Какая превратность! отвѣчала мать моя. Но естьли ты полагаешь надежду на милость котораго нибудь изъ твоихъ дядей, то въ ожиданіи семъ обманываешься чрезвычайно. Будешь оставлена и отъ нихъ, естьли отецъ твой тебя оставитъ; и они не будутъ тебя признавать своею племянницею.
Я отвѣчала, что весьма для меня прискорбно то, что я не имѣю въ себѣ всѣхъ тѣхъ достоинствъ, коими бы могла наклонить къ себѣ ихъ сердце; однакожъ не смотря на то во всю жизнь мою любить ихъ и почитать не престану.
Всѣ сіи слова, сказала она мнѣ, обнаруживаютъ во мнѣ ясно предупрежденіе мое къ одному человѣку; и въ самомъ дѣлѣ братъ мой и сестра слышатъ о томъ безпрестанно во всѣхъ мѣстахъ, гдѣ они ни бываютъ.
Сожалѣю о томъ чрезвычайно, отвѣчала я, что учинилась предмѣтомъ людскихъ разговоровъ; однакожъ позвольте мнѣ замѣтить то, что виновники моего несчастія въ нѣдрѣ моей фамиліи, говорящіе о моемъ предупрежденіи, и пересказывающіе о томъ дома, суть одни и тѣ же самые люди.
Она выговорила мнѣ за сей отвѣтъ язвительными упреками, которые выслушивала я сохраняя глубочайшее молчаніе.
Ты упряма, Кларисса! вижу ясно, что упрямство твое непобѣдимо. Послѣ того прохаживалась въ задъ и въ передъ по горницѣ показывая на себѣ видъ прискорбной. По томъ обратясь ко мнѣ сказала: вижу, что выговорами за твое упорство не трогаешься ты нимало, и не стараешься въ томъ оправдаться. Я боялась изьяснить тебѣ все то, что мнѣ поручено тебѣ сказать, естьли бы не возможно было тебя убѣдить. Но вижу, что о нѣжности твоей и чувствительности имѣла я съ лишкомъ доброе мнѣніе… Молодая дѣвка будучи столь твердою и не преклонною не будетъ нимало приведена въ замѣшательство когда услышитъ, что все уже совершено приказнымъ порядкомъ, и что чрезъ нѣсколько дней прочтутъ ей оное и заставятъ подписать; ибо неможно тому статься, чтобъ ты имѣя свободное сердце могла находить причину сопротивляться тому, что составляетъ неимаи какъ тебѣ, такъ и всей фамиліи.

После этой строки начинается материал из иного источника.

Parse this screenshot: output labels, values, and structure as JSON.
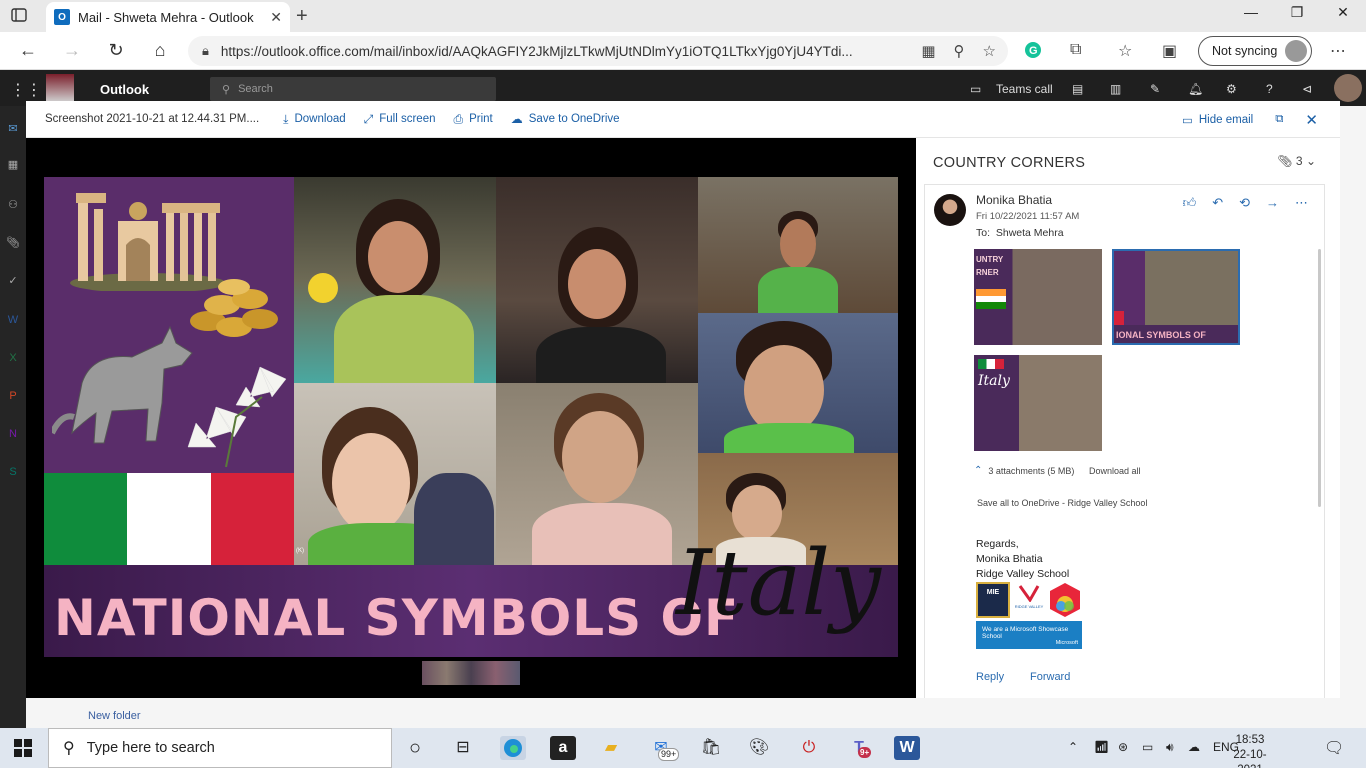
{
  "browser": {
    "tab_title": "Mail - Shweta Mehra - Outlook",
    "tab_favicon": "O",
    "url": "https://outlook.office.com/mail/inbox/id/AAQkAGFIY2JkMjlzLTkwMjUtNDlmYy1iOTQ1LTkxYjg0YjU4YTdi...",
    "sync_label": "Not syncing"
  },
  "outlook": {
    "app_name": "Outlook",
    "search_placeholder": "Search",
    "teams_call": "Teams call",
    "new_folder": "New folder"
  },
  "viewer": {
    "filename": "Screenshot 2021-10-21 at 12.44.31 PM....",
    "actions": [
      "Download",
      "Full screen",
      "Print",
      "Save to OneDrive"
    ],
    "hide_email": "Hide email"
  },
  "slide": {
    "banner_text": "NATIONAL SYMBOLS  OF",
    "banner_script": "Italy",
    "tile_label": "(K)",
    "flag_colors": [
      "#0f8c3c",
      "#ffffff",
      "#d6223a"
    ]
  },
  "email": {
    "subject": "COUNTRY CORNERS",
    "attachment_count": "3",
    "sender": "Monika Bhatia",
    "date": "Fri 10/22/2021 11:57 AM",
    "to_label": "To:",
    "to": "Shweta Mehra",
    "attachments_summary": "3 attachments (5 MB)",
    "download_all": "Download all",
    "save_all": "Save all to OneDrive - Ridge Valley School",
    "thumb1_text": "UNTRY\nRNER",
    "thumb2_text": "IONAL SYMBOLS  OF",
    "thumb3_text": "Italy",
    "signature": {
      "greeting": "Regards,",
      "name": "Monika Bhatia",
      "school": "Ridge Valley School"
    },
    "badges": {
      "mie": "MIE",
      "ridge": "RIDGE VALLEY",
      "showcase": "We are a Microsoft Showcase School",
      "microsoft": "Microsoft"
    },
    "reply": "Reply",
    "forward": "Forward"
  },
  "taskbar": {
    "search_placeholder": "Type here to search",
    "mail_badge": "99+",
    "teams_badge": "9+",
    "language": "ENG",
    "time": "18:53",
    "date": "22-10-2021"
  }
}
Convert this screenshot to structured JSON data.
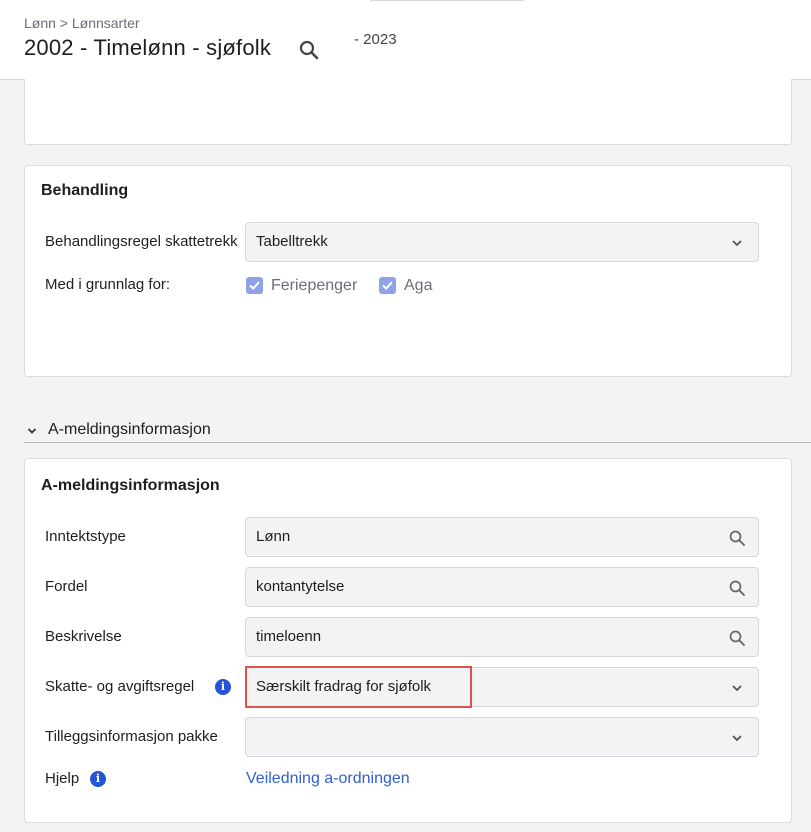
{
  "header": {
    "breadcrumb": "Lønn > Lønnsarter",
    "title": "2002 - Timelønn - sjøfolk",
    "year": "- 2023"
  },
  "behandling": {
    "title": "Behandling",
    "skattetrekk_label": "Behandlingsregel skattetrekk",
    "skattetrekk_value": "Tabelltrekk",
    "grunnlag_label": "Med i grunnlag for:",
    "checkboxes": [
      {
        "label": "Feriepenger",
        "checked": true
      },
      {
        "label": "Aga",
        "checked": true
      }
    ]
  },
  "section": {
    "title": "A-meldingsinformasjon"
  },
  "amelding": {
    "title": "A-meldingsinformasjon",
    "inntektstype_label": "Inntektstype",
    "inntektstype_value": "Lønn",
    "fordel_label": "Fordel",
    "fordel_value": "kontantytelse",
    "beskrivelse_label": "Beskrivelse",
    "beskrivelse_value": "timeloenn",
    "skatteregel_label": "Skatte- og avgiftsregel",
    "skatteregel_value": "Særskilt fradrag for sjøfolk",
    "tillegg_label": "Tilleggsinformasjon pakke",
    "tillegg_value": "",
    "hjelp_label": "Hjelp",
    "hjelp_link": "Veiledning a-ordningen",
    "info_glyph": "i"
  },
  "icons": {
    "search": "search-icon",
    "chevron": "chevron-down-icon",
    "info": "info-icon",
    "check": "check-icon"
  },
  "colors": {
    "accent": "#2f5fd3",
    "checkbox": "#8fa2e6",
    "highlight": "#d9534f",
    "info": "#2455d6"
  }
}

Я была въ то время совершенно безгласною. Хотя сердце мое разрывалось, однакожъ не могла я ни говорить ни проливать слезы.
Сожалѣю сказала мать моя, что нахожу въ тебѣ къ сему отвращеніе; но дѣло сіе уже рѣшено; отъ него зависитъ честь и польза всей фамиліи. Надлежитъ повиноваться.
Я продолжала быть безмолвною.
Она взяла меня въ свои руки и просила согласиться, заклиная меня имянемъ Бога и своею любовію.
Тогда почувствовала я въ себѣ столько силы, что могла привесть въ движеніе мой языкъ и проливать слезы. Вы мнѣ дали жизнь, говорила я ей поднявши руки къ небу и ставши на колѣна; жизнь сія была для меня по милости вашей и моего родителя благополучною по сіе время. Ахъ! матушка! не дѣлайте остатокъ оной не счастливымъ.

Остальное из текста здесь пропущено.